Young people are denied stable and quality housing as the price of accommodation goes through the roof, fed by speculative bubbles that price working class people out of the market before crashing and driving millions into poverty.
Beyond this, current systems of urban development reinforce all the hierarchies of class and power that capitalist society creates. In the suburbs, atomised and individualised family units reinforce racism, alienation, individualism and patriarchy, all while maintaining and increasing the disconnect between humanity and the earth.

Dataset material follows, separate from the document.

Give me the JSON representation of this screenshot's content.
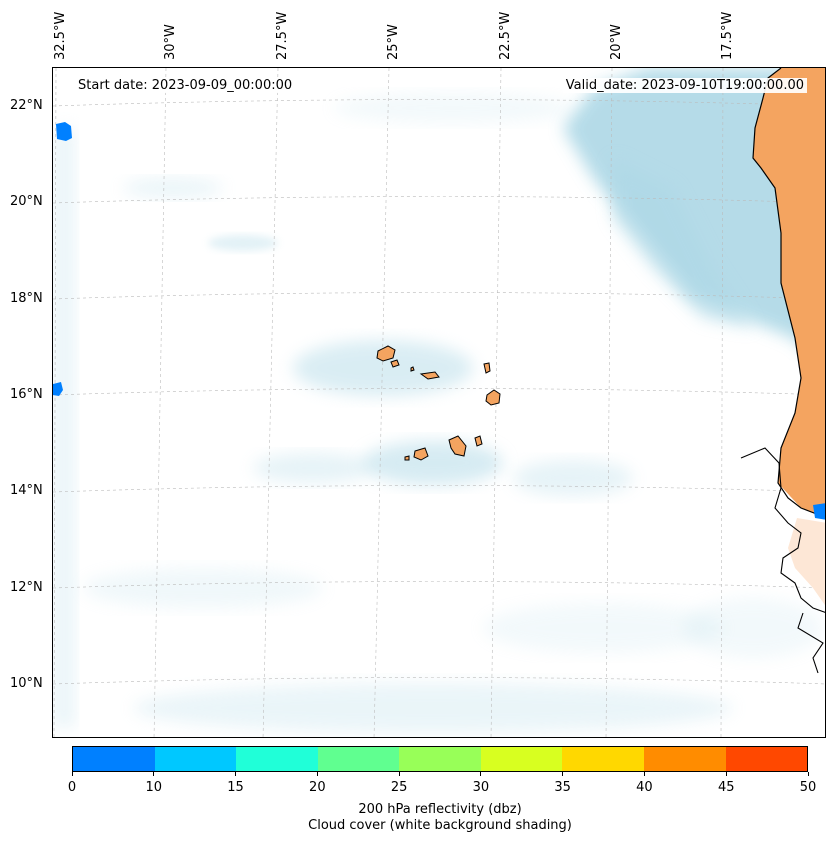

Suburbia feeds car culture and mass consumption societies, which in turn feed alienation and mental illness — while in the inner cities, working-class neighbourhoods are bought up, done up and made inaccessible.
Fundamentally, ordinary people have little or no control over how our cities grow, develop and change, and how our urban space is being utilised.
URBAN RESISTANCE
However bleak the situation may seem, there is hope. Capitalist development has given rise to urban resistance movements, which seek to reclaim some control over the city. Whether it is in the form of the multitude of square occupations around the world, such as Gezi Park in Istanbul, or struggles of urban poor communities against slum clearances, people are struggling to claim their right to urban space, to green space and to democratic cities.
Even in Australia, where battles over urban development, such as the East West Link in Melbourne, have become key political issues, we can see a class struggle emerge that places the city at the centre of its terrain of combat.
Ultimately, there is an alternative to capitalist urbanism — the Right to the City. David Harvey explains the concept as “far more than the individual liberty to access urban resources: it is a right to change ourselves by changing the city.
“It is, moreover, a common rather than an individual right, since this transformation inevitably depends upon the exercise of a collective power to reshape the processes of urbanisation. The freedom to make and remake our cities and ourselves is … one of the most precious yet most neglected of our human rights.”
To reclaim the urban commons and create cities where young people are safe, valued and included, we need an urban revolution that can place people and planet at the heart of urban development.